I work primarily in a 1:1 scale, but I am often interested in small things. This could have been born from a studio practice found in the short and interrupted chunks of time between teaching, administrating, and parenting. But small things can accumulate into big ideas.
What’s your studio set-up like?
I am extremely privileged to have a studio on the campus where I teach, adjacent to many print and sculpture facilities. My artwork tends to look clean and reduced, and it’s made with Fordian efficiency and logic. My studio is chaotic, and I think I might be a very messy person. As someone who can be quite singularly focused on getting something done, the tidying and cleaning up can wait.
Since the sculptures are often made from repetitive tasks, I can work from many different places. I like working on things from the bed, on the floor while I play with my daughter, on the kitchen table, outside on a picnic table, etc.
Your solo gallery exhibition A Salty Rainbow just wrapped at Catharine Clark Gallery. What was it like seeing all of your work presented in a show like that? I would think that art like yours that’s inherently bringing attention to objects that typically go unnoticed makes for particularly interesting fodder for a gallery setting, seeing it all presented together in such a formal format.
A Salty Rainbow contains, quite literally, thousands of sculptures, one-to-one copies of objects built out of paper. It was hard to imagine how so many small things could fill up such a large, cavernous space, so seeing that even the smallest things can hold space and be the carrier of wonder was rewarding.
The show was a culmination of four years of studio output. My daughter was born four years ago during the COVID lockdown, so everything had stopped and changed.

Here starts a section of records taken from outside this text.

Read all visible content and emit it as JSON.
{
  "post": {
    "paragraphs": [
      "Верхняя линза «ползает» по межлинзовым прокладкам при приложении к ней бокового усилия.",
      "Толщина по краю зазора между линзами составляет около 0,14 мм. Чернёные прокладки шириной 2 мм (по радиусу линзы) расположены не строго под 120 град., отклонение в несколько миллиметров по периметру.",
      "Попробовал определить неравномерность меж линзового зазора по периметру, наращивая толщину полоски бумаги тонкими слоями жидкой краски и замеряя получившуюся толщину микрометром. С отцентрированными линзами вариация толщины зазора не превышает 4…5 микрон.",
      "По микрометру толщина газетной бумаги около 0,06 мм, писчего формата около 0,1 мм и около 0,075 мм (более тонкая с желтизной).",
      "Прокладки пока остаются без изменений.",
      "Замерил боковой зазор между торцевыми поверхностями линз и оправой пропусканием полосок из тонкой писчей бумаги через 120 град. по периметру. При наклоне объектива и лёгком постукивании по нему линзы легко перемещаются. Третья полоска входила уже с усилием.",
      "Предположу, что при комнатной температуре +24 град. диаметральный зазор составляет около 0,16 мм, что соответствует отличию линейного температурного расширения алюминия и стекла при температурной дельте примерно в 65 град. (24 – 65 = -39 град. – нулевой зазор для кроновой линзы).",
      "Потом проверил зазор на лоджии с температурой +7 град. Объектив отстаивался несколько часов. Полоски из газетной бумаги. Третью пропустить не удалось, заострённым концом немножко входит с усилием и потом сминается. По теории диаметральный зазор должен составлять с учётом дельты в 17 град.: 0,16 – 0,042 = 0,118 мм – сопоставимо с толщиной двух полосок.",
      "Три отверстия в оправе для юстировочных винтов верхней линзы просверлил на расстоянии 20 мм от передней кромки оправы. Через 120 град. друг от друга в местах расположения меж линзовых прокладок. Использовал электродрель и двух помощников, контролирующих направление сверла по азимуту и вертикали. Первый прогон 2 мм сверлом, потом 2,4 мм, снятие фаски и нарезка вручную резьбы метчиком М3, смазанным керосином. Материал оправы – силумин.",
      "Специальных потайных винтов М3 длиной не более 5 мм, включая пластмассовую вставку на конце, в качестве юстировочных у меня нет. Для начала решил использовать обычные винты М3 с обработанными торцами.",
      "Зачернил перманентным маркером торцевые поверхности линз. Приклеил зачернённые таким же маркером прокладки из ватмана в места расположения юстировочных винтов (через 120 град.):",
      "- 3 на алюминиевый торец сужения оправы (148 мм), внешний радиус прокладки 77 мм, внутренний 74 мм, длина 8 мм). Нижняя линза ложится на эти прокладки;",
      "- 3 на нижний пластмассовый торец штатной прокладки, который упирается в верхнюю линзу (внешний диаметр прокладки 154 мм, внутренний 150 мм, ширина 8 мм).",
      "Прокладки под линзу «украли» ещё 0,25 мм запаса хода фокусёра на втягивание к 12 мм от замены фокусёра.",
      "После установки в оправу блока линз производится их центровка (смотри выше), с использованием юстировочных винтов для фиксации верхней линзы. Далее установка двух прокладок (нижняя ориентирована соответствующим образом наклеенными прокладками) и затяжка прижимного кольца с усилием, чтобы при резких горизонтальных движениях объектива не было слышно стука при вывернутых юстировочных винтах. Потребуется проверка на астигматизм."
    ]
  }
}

It’s amazing to imagine that this studio practice built out of a few precious minutes between everything else, could eventually culminate in thousands of small works.
The nature of paper is so accessible, it isn’t this expensive and rare material, it doesn’t require rarified access to technologies or fabrication facilities.
Why do you think your work resonates so deeply with people?
The work is legible to many people, regardless of their fluency in contemporary art. The objects I’m drawn to are familiar to people. The use of craft that things are hand-built and clearly handmade makes it relatable to many people. They might not understand why I would make it, but they respect how it was made
The nature of paper is so accessible; it isn’t this expensive and rare material, and it doesn’t require rarified access to technologies or fabrication facilities. I’m glad that children have enjoyed the show, too, that they see they already have the skills and materials to build the objects they want.